Tasm took the lead, overshadowed by the defender next to her. Kirk was half-carried, half-dragged up a long slanting corridor. As they went up, Kirk wondered if they were being taken to the exterior platform where they would be summarily tossed off the cliff to smash into the molten rock at the bottom. At least the heat would burn him to a cinder before he hit the lava. But after going up a few levels, they began to move deeper into the complex. Kirk kept track of every turn they took, optimistically intending to use the knowledge to find his way back to the gateway. That was the spirit. He only needed to get Tasm and the defenders to cooperate by turning their backs and ignoring him for a few minutes….

They picked up more defenders along the way who seemed eager to pound him into a pulp if he so much as twitched. He wasn’t sure how he knew that when they didn’t say a word. Maybe it was because they all looked alike, and something about that uniformity was unnerving.

A couple of times Luz started yelling past Kirk at Tasm, venting the frustration that had been boiling inside of her for days. Kirk wasn’t sure how Tasm kept her steady pace. Some of the insults about her intelligence and command abilities were enough to make him wince on her behalf. He supposed Luz wasn’t counting on leniency from her commanding officer. She hadn’t gotten it the first time.

They finally reached their destination. Kirk could tell by the way Tasm glared at him, cautioning, “One wrong move and I’ll shoot you.”

Kirk raised his hands slightly to indicate he didn’t want any trouble. “You could just give me a ship and let me go right now, Tasm.”

“That’s for the matriarchs to decide.”

Luz was panting, infuriated. She hardly looked Petraw compared to the others, with her face contorted in anger. “I saved the gateway! I brought it back.”

Tasm actually smiled. “Perhaps the matriarchs will thank you before putting you away, Luz.”

“You don’t deserve to join them! It should be my honor…” Luz lunged against the defenders holding her, but she couldn’t shake them. She swung there, a fighting slip of a woman.

Tasm didn’t touch the wall, but an opening began to grow slightly larger than the others. The Petraw herded them inside. There must have been a dozen defenders around them now, along with Tasm holding the phaser.
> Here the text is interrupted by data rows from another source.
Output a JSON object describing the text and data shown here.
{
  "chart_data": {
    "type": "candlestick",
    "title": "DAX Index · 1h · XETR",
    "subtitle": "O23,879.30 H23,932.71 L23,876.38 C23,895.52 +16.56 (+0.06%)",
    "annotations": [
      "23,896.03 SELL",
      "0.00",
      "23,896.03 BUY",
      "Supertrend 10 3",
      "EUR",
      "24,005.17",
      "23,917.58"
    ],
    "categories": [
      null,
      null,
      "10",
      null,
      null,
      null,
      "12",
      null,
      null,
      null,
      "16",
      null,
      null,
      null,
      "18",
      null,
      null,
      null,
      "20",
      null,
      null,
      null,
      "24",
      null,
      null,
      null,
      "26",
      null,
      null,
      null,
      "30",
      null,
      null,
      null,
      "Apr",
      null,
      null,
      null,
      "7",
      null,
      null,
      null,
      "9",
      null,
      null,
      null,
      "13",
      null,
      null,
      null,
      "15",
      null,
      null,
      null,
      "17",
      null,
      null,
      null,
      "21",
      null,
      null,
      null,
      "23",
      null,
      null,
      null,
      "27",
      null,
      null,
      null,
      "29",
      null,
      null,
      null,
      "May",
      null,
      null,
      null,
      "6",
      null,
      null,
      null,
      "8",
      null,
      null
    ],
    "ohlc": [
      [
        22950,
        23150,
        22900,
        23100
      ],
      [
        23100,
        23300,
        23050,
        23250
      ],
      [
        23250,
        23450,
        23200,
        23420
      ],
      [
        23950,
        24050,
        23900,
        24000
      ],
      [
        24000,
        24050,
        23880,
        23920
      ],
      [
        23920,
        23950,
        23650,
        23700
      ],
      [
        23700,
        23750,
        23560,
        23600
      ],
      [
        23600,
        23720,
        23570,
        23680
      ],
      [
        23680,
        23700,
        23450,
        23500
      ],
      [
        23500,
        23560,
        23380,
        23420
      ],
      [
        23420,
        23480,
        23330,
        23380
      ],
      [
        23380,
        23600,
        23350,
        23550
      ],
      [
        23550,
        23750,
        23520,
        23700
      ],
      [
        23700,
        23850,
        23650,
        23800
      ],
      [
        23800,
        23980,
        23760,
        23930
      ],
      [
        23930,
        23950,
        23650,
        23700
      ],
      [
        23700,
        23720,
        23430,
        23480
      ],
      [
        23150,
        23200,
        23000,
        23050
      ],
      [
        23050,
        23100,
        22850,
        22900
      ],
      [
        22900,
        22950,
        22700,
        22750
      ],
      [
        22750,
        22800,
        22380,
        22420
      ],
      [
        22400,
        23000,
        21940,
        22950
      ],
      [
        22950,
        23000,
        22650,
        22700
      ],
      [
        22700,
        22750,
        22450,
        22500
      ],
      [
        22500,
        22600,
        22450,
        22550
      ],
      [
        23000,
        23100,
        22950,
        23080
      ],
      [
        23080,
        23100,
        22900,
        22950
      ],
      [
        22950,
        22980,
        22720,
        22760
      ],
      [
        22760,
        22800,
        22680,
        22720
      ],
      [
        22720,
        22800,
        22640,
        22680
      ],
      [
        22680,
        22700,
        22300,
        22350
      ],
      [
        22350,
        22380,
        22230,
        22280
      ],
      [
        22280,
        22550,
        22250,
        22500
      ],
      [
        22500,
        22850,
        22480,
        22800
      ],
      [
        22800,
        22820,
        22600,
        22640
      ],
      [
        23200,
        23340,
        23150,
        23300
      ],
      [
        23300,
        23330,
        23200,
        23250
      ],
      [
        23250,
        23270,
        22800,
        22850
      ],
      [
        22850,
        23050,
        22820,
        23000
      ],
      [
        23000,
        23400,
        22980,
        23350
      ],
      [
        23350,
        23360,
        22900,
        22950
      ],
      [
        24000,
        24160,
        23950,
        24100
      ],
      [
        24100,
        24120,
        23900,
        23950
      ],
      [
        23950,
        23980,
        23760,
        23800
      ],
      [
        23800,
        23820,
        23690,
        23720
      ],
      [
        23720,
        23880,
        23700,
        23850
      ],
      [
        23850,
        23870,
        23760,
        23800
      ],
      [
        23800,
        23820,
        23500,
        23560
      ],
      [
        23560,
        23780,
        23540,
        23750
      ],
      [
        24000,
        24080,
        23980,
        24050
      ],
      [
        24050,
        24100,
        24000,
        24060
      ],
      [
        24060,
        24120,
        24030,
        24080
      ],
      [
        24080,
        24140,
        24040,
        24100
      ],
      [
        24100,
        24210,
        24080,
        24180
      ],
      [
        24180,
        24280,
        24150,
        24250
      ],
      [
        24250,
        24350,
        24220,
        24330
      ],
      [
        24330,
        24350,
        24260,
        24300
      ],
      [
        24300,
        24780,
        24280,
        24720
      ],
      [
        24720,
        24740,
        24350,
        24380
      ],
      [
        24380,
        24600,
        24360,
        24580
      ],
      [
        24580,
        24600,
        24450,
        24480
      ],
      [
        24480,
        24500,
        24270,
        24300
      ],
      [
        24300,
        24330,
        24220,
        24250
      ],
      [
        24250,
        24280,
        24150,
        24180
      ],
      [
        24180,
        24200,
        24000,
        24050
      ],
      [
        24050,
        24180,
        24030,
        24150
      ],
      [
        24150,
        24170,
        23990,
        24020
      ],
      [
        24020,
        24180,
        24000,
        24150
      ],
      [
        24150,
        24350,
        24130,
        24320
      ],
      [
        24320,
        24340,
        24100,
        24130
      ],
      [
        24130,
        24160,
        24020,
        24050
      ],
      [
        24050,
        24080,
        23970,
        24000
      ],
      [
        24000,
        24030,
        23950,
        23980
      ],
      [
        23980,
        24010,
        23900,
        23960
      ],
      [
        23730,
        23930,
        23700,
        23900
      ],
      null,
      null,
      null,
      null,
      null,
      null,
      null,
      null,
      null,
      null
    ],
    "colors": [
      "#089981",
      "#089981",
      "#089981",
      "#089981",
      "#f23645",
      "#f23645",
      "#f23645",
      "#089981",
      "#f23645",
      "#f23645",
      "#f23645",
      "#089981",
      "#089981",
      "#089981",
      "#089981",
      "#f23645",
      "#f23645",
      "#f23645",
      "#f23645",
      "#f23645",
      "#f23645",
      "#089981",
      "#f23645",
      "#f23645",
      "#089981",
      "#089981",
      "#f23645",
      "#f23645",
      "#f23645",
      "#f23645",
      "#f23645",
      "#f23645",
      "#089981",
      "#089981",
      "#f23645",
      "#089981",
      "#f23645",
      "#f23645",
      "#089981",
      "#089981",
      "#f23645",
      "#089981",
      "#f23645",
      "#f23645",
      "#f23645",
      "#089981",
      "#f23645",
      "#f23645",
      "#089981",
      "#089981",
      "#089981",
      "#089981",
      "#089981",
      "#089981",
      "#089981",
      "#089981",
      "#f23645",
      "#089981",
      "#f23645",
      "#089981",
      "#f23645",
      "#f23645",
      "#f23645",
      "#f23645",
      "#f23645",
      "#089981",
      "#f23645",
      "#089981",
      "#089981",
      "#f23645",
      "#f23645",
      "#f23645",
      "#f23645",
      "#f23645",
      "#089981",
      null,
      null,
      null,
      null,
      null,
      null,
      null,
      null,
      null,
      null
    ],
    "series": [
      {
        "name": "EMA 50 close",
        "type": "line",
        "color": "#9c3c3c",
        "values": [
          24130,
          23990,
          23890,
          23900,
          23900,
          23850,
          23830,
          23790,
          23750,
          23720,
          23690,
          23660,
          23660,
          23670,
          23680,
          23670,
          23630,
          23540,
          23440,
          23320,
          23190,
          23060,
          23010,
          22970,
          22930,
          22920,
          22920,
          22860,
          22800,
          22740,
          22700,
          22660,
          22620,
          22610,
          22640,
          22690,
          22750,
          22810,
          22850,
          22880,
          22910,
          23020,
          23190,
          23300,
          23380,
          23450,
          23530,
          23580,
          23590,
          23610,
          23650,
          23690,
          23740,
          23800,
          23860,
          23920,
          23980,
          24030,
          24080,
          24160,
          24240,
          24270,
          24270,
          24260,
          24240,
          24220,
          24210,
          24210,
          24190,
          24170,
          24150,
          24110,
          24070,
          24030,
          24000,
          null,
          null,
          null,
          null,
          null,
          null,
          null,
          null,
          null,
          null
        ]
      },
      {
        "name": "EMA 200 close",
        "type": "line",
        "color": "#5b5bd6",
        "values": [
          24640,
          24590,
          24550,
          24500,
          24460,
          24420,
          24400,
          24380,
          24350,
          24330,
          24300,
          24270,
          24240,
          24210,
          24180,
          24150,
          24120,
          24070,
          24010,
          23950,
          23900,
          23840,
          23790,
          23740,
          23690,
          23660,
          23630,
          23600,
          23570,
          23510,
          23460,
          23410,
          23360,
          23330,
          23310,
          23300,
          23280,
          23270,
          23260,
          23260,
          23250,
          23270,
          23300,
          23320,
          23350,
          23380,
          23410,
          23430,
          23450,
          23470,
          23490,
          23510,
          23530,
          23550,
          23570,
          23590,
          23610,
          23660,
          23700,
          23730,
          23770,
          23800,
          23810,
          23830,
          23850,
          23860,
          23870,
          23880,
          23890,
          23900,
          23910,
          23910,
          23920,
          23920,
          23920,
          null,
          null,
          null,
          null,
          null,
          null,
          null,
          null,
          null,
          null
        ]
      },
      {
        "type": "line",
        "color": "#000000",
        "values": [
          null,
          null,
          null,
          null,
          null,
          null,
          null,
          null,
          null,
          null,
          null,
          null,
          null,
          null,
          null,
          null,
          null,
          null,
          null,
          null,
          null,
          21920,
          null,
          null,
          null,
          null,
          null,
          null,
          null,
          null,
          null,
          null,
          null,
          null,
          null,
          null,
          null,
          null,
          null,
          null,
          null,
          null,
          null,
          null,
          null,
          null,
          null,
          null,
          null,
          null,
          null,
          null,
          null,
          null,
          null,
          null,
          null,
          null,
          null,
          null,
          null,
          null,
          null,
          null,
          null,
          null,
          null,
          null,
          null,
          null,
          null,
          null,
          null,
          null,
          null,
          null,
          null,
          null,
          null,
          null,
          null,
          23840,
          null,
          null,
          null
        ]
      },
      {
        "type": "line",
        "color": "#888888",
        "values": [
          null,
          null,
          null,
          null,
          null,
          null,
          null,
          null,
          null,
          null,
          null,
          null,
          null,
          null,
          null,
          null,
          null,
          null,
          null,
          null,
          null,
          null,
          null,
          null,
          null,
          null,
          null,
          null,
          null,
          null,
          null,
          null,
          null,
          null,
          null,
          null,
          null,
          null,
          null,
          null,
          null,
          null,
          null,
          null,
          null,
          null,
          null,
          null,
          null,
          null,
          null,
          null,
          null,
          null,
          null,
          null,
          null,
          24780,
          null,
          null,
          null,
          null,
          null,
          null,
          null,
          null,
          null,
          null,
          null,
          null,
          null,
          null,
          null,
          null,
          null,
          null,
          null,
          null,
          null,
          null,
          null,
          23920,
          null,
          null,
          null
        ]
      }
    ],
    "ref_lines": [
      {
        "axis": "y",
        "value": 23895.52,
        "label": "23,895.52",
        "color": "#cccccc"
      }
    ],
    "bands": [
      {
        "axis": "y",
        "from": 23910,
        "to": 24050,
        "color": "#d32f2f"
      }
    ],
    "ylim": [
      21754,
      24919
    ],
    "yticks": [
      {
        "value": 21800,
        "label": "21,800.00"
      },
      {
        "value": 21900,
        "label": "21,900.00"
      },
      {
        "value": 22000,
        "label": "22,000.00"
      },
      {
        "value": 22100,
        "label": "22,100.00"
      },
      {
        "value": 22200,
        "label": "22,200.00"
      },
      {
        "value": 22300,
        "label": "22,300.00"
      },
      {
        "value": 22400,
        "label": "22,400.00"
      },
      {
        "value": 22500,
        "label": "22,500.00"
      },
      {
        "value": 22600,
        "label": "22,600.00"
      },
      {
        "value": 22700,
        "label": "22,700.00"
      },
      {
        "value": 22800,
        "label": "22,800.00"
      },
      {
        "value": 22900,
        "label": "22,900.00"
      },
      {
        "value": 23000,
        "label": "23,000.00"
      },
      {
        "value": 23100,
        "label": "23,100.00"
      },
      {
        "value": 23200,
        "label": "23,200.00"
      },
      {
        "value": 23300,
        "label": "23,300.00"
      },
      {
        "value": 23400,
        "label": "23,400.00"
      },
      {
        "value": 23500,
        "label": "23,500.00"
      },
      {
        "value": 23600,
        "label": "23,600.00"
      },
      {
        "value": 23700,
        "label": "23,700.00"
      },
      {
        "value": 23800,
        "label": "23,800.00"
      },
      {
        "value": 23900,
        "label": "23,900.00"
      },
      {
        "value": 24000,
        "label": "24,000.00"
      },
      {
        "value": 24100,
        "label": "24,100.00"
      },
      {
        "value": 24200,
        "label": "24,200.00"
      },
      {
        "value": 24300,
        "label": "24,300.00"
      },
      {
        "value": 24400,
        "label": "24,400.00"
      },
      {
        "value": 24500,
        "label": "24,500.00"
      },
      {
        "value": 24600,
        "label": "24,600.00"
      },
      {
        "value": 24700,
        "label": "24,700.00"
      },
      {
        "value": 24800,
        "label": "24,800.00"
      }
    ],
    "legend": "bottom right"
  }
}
Kirk looked up and kept on looking. They were at the bottom of a cylindrical well that rose very high into the rock, at least ten times higher than it was wide. In the very center, a long slender tube dangled down to a bulbous gold sack that nearly brushed the floor. It was shaped like a ripe pear, and swayed slightly as the air was disturbed by their entrance. Its rounded sides were shiny taut.

Looking up, Kirk saw that the surrounding walls, starting about ten meters above them, were dotted by hundreds of small protrusions. The curving wall was so dark that it took him a moment to see they were moving.

They were Petraw. At least, each one was the head, arms, and chest of a Petraw. Kirk shifted so he could see the lowest one better, and gulped. Where its legs had once been was a swollen mass that stretched wide, bulbously attaching to the lumpy, moist wall.

“What is this?” he asked incredulously.

“This is the birthing chamber,” Tasm said reverently.

“Joining the birthing chamber is our highest honor,” Luz snapped.

“She doesn’t deserve it!”

Tasm glared at Luz, but saved her words for those who mattered. “Beloved matriarchs, we have brought you Luz and the invader.”

Kirk didn’t think it was a good idea to be considered a nameless antagonist. “Matriarchs! I am James T. Kirk and I come in p”

One of the Petraw defenders belted him in the stomach. That dropped him to his knees, and they withdrew to a watchful two paces.

Kirk coughed and choked, trying to catch his breath. Luz landed next to him, on her knees, looking up the well of matriarchs. Heads turned on the wall, and arms gestured in various attitudes of distress or condemnation.